To measure virus inhibition, target Huh-7 cells were plated at a density of 2 × 104 cells per well of white Nunc MicroWellTM 96-well plate in D10 media and incubated at 37 °C 5% CO2. The next day, inhibitors DPP4, ACE2 and Mab m336 [59], and non-specific mAb control C05 [57], were each diluted to an appropriate concentration in D10 media and incubated with MERS-CoV pseudovirus, at a dilution that would yield ~2 × 106 RLU, for 1 hr at 37 °C 5% CO2. Inhibitor/virus mixture was then added on to Huh-7 cells and incubated for a further 72 hrs at 37 °C 5% CO2. Firefly luciferase reporter activity was quantified for virus titration.
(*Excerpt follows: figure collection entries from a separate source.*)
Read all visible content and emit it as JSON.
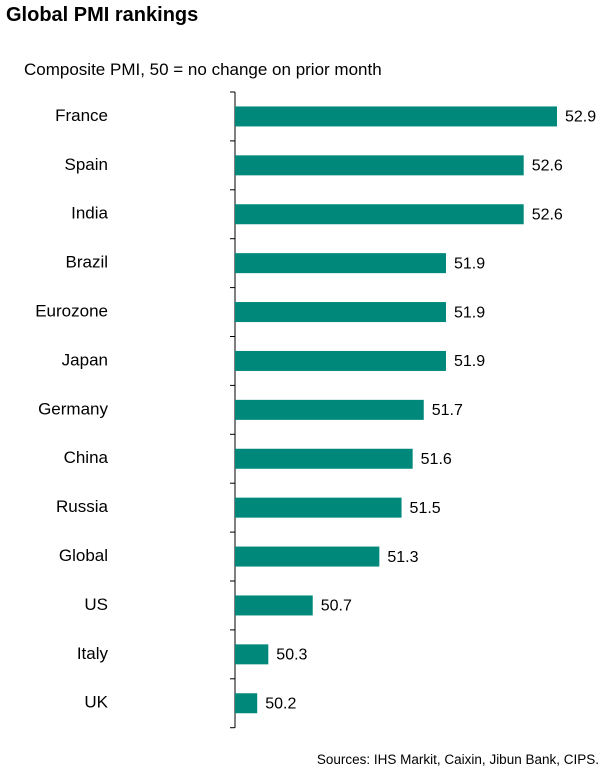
{
  "title": "Global PMI rankings",
  "subtitle": "Composite PMI, 50 = no change on prior month",
  "source": "Sources: IHS Markit, Caixin, Jibun Bank, CIPS.",
  "colors": {
    "bar": "#00897b",
    "axis": "#000000"
  },
  "chart_data": {
    "type": "bar",
    "orientation": "horizontal",
    "categories": [
      "France",
      "Spain",
      "India",
      "Brazil",
      "Eurozone",
      "Japan",
      "Germany",
      "China",
      "Russia",
      "Global",
      "US",
      "Italy",
      "UK"
    ],
    "values": [
      52.9,
      52.6,
      52.6,
      51.9,
      51.9,
      51.9,
      51.7,
      51.6,
      51.5,
      51.3,
      50.7,
      50.3,
      50.2
    ],
    "value_labels": [
      "52.9",
      "52.6",
      "52.6",
      "51.9",
      "51.9",
      "51.9",
      "51.7",
      "51.6",
      "51.5",
      "51.3",
      "50.7",
      "50.3",
      "50.2"
    ],
    "xlim": [
      50,
      52.9
    ],
    "grid": false,
    "legend": "none"
  }
}
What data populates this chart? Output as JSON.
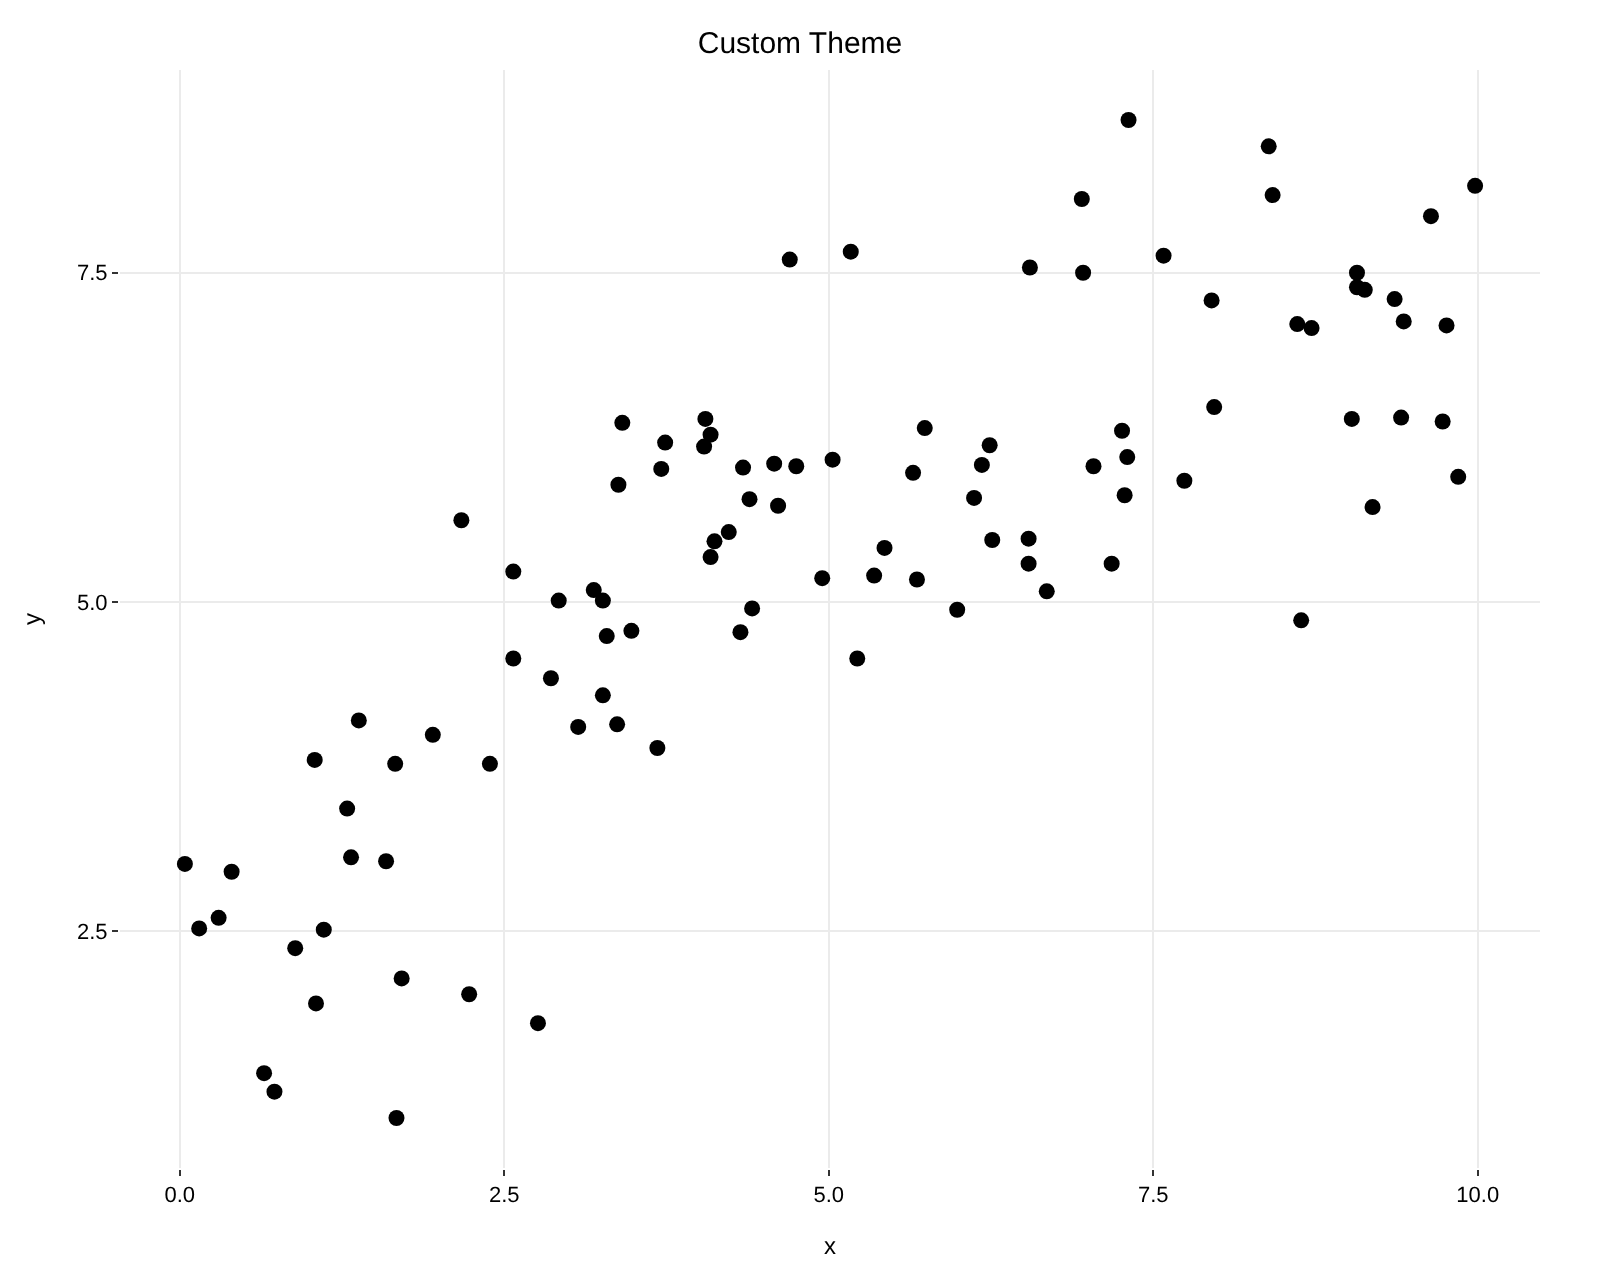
{
  "chart_data": {
    "type": "scatter",
    "title": "Custom Theme",
    "xlabel": "x",
    "ylabel": "y",
    "xlim": [
      -0.46,
      10.48
    ],
    "ylim": [
      0.7,
      9.04
    ],
    "xticks": [
      {
        "value": 0,
        "label": "0.0"
      },
      {
        "value": 2.5,
        "label": "2.5"
      },
      {
        "value": 5,
        "label": "5.0"
      },
      {
        "value": 7.5,
        "label": "7.5"
      },
      {
        "value": 10,
        "label": "10.0"
      }
    ],
    "yticks": [
      {
        "value": 2.5,
        "label": "2.5"
      },
      {
        "value": 5,
        "label": "5.0"
      },
      {
        "value": 7.5,
        "label": "7.5"
      }
    ],
    "grid": true,
    "marker": "circle",
    "series": [
      {
        "color": "#000000",
        "x": [
          0.04,
          0.15,
          0.3,
          0.4,
          0.65,
          0.73,
          0.89,
          1.11,
          1.05,
          1.29,
          1.04,
          1.32,
          1.59,
          1.66,
          1.38,
          1.71,
          1.67,
          1.95,
          2.39,
          2.23,
          2.76,
          2.57,
          2.86,
          2.92,
          3.19,
          3.26,
          3.29,
          3.48,
          3.26,
          3.07,
          3.37,
          3.68,
          4.32,
          4.41,
          4.7,
          2.17,
          2.57,
          3.41,
          3.38,
          3.74,
          3.71,
          4.05,
          4.09,
          4.04,
          4.34,
          4.58,
          4.75,
          5.03,
          4.39,
          4.61,
          4.23,
          4.12,
          4.09,
          4.95,
          7.31,
          8.39,
          8.42,
          6.95,
          9.98,
          9.64,
          5.17,
          6.55,
          6.96,
          7.58,
          7.95,
          9.07,
          9.07,
          9.13,
          9.36,
          9.43,
          9.76,
          8.61,
          8.72,
          7.97,
          9.03,
          9.41,
          9.73,
          9.85,
          9.19,
          8.64,
          5.74,
          6.24,
          6.18,
          5.65,
          7.26,
          7.3,
          7.28,
          7.04,
          7.74,
          5.43,
          5.35,
          5.68,
          6.12,
          6.26,
          6.54,
          6.54,
          6.68,
          7.18,
          5.99,
          5.22
        ],
        "values": [
          3.01,
          2.52,
          2.6,
          2.95,
          1.42,
          1.28,
          2.37,
          2.51,
          1.95,
          3.43,
          3.8,
          3.06,
          3.03,
          3.77,
          4.1,
          2.14,
          1.08,
          3.99,
          3.77,
          2.02,
          1.8,
          4.57,
          4.42,
          5.01,
          5.09,
          5.01,
          4.74,
          4.78,
          4.29,
          4.05,
          4.07,
          3.89,
          4.77,
          4.95,
          7.6,
          5.62,
          5.23,
          6.36,
          5.89,
          6.21,
          6.01,
          6.39,
          6.27,
          6.18,
          6.02,
          6.05,
          6.03,
          6.08,
          5.78,
          5.73,
          5.53,
          5.46,
          5.34,
          5.18,
          8.66,
          8.46,
          8.09,
          8.06,
          8.16,
          7.93,
          7.66,
          7.54,
          7.5,
          7.63,
          7.29,
          7.5,
          7.39,
          7.37,
          7.3,
          7.13,
          7.1,
          7.11,
          7.08,
          6.48,
          6.39,
          6.4,
          6.37,
          5.95,
          5.72,
          4.86,
          6.32,
          6.19,
          6.04,
          5.98,
          6.3,
          6.1,
          5.81,
          6.03,
          5.92,
          5.41,
          5.2,
          5.17,
          5.79,
          5.47,
          5.48,
          5.29,
          5.08,
          5.29,
          4.94,
          4.57
        ]
      }
    ]
  }
}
4.9. Protein Structure Depictions

Structures of SARS-CoV-2 spike RBD [48], and human DPP4 complexed with MERS-CoV spike receptor-binding domain [45] and with human ADA [46] are available in the PDB, with access codes 6M0J, 4L72 and 1W1I, respectively. Protein structures were visualised and images generated using PyMOL software (Schrodinger LLC.; version 2.4.1; New York, NY, USA).